On 04/18/2018 11:53 PM, Mark Kirkwood wrote:
Hi,
On 19/04/18 16:40, Wells Oliver wrote:
Had an issue tonight where I had a bunch of stalled queries from a client
connection and I just... could... not... kill... them. We disconnected
the client machine, turned it off, picked it up, shook it around, yelled
at it, and still these idle queries remained in pg_stat_activity.
Then I did select pg_cancel_backend(pid) from pg_stat_activity where
client_addr = '..' and they just would... not... go.. away.
So me being the big smart system administrator guy with shell access, I
logged in, and did a kill -9 xxx where xxx was the sme pid from the
pg_stat_activity result and... they finally went away!
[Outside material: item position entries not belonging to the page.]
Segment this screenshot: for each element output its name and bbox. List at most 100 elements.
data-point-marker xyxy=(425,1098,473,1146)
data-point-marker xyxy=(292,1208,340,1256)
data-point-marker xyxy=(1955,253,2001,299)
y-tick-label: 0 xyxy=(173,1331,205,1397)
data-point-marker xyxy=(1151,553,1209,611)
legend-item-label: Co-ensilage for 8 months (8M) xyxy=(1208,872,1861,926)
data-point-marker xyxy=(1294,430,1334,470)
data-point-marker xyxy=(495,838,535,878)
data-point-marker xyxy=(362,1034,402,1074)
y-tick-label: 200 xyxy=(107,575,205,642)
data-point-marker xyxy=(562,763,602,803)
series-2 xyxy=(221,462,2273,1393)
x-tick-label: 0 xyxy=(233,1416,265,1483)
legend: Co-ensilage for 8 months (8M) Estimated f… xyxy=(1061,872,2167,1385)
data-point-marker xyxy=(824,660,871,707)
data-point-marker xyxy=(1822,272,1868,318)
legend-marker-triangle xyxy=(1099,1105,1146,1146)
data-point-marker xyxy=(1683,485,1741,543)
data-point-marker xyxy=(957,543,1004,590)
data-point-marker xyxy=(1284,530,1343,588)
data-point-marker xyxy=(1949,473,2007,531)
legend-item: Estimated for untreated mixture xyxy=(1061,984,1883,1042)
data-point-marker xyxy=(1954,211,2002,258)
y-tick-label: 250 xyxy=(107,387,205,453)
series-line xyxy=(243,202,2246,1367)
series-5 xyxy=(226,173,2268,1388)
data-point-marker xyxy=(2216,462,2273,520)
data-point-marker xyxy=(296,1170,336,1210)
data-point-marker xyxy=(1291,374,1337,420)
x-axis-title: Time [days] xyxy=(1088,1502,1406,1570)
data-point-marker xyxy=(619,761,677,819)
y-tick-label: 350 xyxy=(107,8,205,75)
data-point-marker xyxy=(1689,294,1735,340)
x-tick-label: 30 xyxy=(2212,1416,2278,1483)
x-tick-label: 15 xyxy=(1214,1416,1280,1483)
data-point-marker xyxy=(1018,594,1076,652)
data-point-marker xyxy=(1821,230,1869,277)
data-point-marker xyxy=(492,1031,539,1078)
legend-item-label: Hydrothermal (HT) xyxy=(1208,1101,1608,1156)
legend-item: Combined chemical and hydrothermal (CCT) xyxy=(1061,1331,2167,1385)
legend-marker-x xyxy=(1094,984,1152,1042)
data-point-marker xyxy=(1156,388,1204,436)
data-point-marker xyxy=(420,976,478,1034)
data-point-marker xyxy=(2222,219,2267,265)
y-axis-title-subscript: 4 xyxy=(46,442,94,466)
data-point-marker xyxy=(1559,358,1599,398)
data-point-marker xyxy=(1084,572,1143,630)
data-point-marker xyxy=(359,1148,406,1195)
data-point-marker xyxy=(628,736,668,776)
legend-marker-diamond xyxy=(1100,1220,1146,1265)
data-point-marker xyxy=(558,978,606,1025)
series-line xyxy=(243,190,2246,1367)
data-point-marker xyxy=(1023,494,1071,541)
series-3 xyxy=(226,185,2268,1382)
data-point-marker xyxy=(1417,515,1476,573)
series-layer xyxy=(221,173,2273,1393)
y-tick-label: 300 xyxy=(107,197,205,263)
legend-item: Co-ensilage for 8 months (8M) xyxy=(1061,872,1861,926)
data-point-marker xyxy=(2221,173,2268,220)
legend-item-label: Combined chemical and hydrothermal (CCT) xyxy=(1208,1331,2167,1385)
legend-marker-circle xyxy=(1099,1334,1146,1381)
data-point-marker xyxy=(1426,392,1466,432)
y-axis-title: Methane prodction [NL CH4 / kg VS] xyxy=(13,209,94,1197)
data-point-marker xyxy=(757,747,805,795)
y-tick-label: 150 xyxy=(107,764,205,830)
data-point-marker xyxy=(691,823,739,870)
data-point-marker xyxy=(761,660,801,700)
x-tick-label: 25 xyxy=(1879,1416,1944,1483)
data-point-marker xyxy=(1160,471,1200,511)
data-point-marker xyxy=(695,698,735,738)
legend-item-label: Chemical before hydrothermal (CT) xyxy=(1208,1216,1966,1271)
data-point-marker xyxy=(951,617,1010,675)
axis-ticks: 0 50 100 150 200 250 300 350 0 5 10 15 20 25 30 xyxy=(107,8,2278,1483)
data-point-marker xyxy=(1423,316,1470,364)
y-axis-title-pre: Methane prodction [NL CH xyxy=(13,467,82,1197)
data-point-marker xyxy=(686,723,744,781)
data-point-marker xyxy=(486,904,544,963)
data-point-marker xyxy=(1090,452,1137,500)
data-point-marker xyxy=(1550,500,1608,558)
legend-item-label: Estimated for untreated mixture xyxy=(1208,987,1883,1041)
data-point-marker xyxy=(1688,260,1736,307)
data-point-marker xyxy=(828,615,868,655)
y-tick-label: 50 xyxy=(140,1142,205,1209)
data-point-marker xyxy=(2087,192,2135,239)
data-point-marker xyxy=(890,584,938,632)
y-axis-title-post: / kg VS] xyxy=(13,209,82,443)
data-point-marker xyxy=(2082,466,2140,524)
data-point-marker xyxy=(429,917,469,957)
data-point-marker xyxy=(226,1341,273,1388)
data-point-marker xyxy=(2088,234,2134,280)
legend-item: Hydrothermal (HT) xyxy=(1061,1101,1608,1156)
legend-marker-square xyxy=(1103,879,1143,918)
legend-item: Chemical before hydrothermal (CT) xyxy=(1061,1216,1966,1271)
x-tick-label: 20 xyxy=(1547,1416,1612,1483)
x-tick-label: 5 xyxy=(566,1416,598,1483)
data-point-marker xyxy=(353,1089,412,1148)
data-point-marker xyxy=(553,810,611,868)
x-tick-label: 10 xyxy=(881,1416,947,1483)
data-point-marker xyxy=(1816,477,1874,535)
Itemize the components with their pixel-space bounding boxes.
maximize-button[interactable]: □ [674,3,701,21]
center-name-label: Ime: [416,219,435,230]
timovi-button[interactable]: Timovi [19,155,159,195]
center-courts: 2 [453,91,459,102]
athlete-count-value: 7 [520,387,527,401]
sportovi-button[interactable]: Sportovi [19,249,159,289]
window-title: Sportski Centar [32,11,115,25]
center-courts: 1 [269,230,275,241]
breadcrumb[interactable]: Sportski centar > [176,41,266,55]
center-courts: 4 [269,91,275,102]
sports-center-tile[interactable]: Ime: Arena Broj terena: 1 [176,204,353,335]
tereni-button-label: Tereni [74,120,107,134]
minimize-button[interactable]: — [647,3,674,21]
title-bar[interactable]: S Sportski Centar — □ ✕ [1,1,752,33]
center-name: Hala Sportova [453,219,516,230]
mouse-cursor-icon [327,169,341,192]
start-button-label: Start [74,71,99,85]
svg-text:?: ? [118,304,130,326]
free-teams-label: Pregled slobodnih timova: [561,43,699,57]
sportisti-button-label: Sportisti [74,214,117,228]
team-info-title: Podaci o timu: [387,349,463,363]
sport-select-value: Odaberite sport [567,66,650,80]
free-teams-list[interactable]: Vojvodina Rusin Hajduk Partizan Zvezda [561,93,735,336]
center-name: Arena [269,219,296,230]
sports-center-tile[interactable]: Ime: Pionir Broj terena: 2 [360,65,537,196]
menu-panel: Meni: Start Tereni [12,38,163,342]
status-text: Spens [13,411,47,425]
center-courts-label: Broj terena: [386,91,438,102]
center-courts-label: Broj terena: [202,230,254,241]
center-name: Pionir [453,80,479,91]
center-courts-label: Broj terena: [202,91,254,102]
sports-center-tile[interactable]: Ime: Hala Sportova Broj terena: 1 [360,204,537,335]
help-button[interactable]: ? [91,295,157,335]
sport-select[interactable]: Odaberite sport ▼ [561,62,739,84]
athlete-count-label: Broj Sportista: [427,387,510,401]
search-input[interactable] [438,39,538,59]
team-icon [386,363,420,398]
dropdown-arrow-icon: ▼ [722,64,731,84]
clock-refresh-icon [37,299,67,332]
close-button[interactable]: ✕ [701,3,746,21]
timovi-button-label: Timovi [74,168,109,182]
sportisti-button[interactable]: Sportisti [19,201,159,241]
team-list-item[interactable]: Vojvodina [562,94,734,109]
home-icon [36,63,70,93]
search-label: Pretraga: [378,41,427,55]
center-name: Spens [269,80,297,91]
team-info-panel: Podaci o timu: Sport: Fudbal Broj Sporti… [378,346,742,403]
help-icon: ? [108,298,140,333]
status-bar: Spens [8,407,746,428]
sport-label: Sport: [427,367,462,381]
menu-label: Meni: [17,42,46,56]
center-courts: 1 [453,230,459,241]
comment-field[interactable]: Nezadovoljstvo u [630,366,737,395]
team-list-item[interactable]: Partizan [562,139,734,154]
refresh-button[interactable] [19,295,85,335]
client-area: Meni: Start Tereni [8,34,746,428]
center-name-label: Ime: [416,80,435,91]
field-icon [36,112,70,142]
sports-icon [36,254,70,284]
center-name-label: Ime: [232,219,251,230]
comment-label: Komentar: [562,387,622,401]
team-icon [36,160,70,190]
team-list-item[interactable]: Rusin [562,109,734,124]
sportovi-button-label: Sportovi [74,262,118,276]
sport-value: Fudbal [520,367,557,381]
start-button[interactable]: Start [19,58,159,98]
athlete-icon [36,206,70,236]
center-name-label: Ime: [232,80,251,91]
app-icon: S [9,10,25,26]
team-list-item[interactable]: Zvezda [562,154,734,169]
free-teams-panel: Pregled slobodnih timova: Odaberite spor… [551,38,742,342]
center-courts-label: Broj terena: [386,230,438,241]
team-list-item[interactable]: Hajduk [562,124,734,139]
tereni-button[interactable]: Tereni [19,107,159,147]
Felt good about myself until I realized, well, so did every other
connection, and in fact PG momentarily went into recovery mode.
Everything was fine, but a) why is it a bad idea to kill -9 a client PG
process, but pg_cancel_backend() is OK-- and b) what to do about stalled
PG queries that won't die when you disconnect AND when you
pg_cancel_backend() them?
Did you try pg_terminate_backend? I'm guessing that might not have worked
either...but is worth it trying before belting them with kill -9!
+1 to pg_terminate_backend. On the rare occasion pg_cancel_backend doesn't
work, I hit the pid with pg_terminate_backend, and that always works.
--
Angular momentum makes the world go 'round.